Let A be a closed operator on a separable Hilbert space \(\mathcal {H}\). In this paper we obtain sufficient conditions for the existence of a solution to the Lyapunov operator equation \( A^*X+X^*A=I\), under the assumption that it is singular (without a unique solution).
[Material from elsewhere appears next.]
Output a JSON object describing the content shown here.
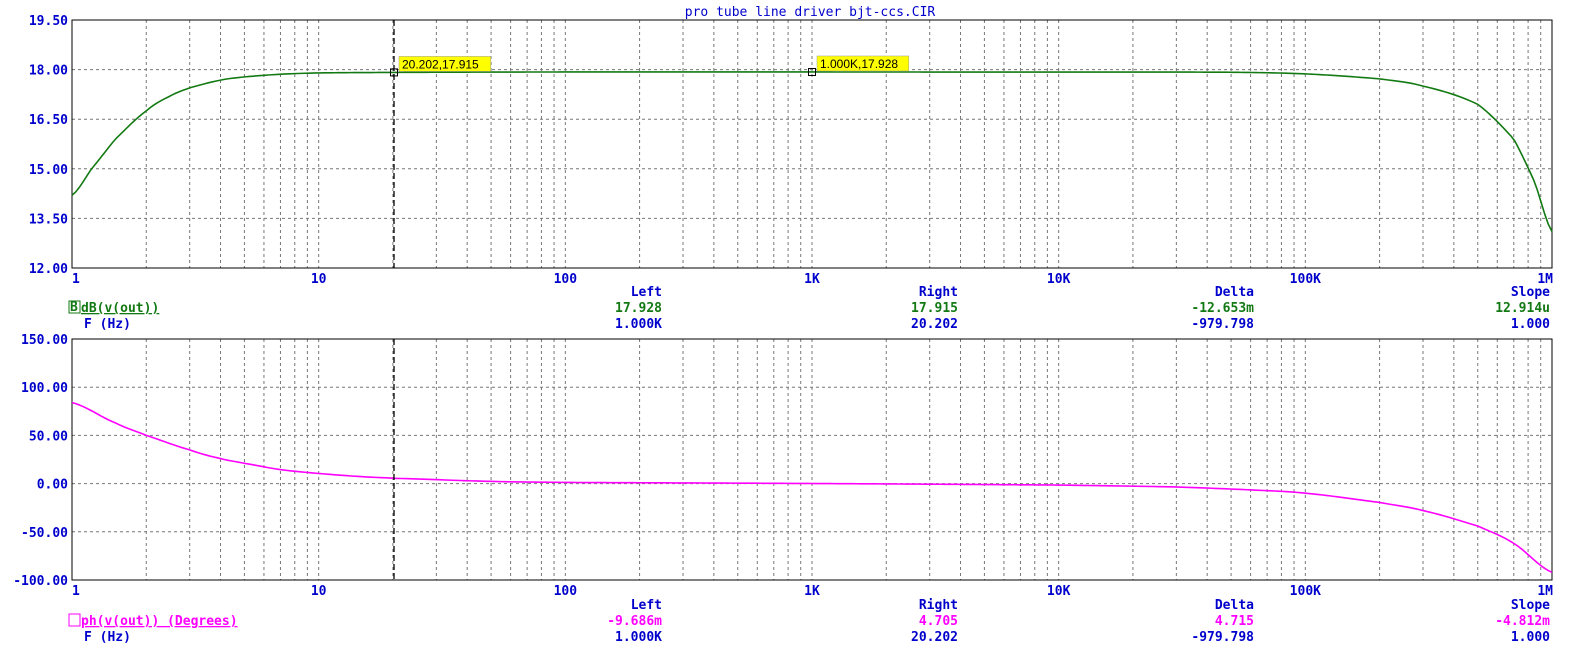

Specially, if A is a self-adjoint operator, we derive sufficient conditions for the solution X to be symmetric. We also show that these results hold in the bounded-operator setting and in \(C^*-\)algebras. By doing so, we generalize some known results regarding solvability conditions for algebraic equations in \(C^*-\)algebras. We apply our results to study some functional problems in abstract analysis.

设A是可分希尔伯特空间\(\mathcal {H}\)上的闭算子。在本文中，我们获得了李雅普诺夫算子方程\( A^*X+X^*A=I\)存在解的充分条件，假设它是奇异的（没有唯一解）。特别地，如果A是自伴随算子，我们推导出解X对称的充分条件。我们还表明，这些结果适用于有界算子设置和\(C^*-\)代数。通过这样做，我们概括了一些关于\(C^*-\) 中代数方程的可解性条件的已知结果代数。我们应用我们的结果来研究抽象分析中的一些功能问题。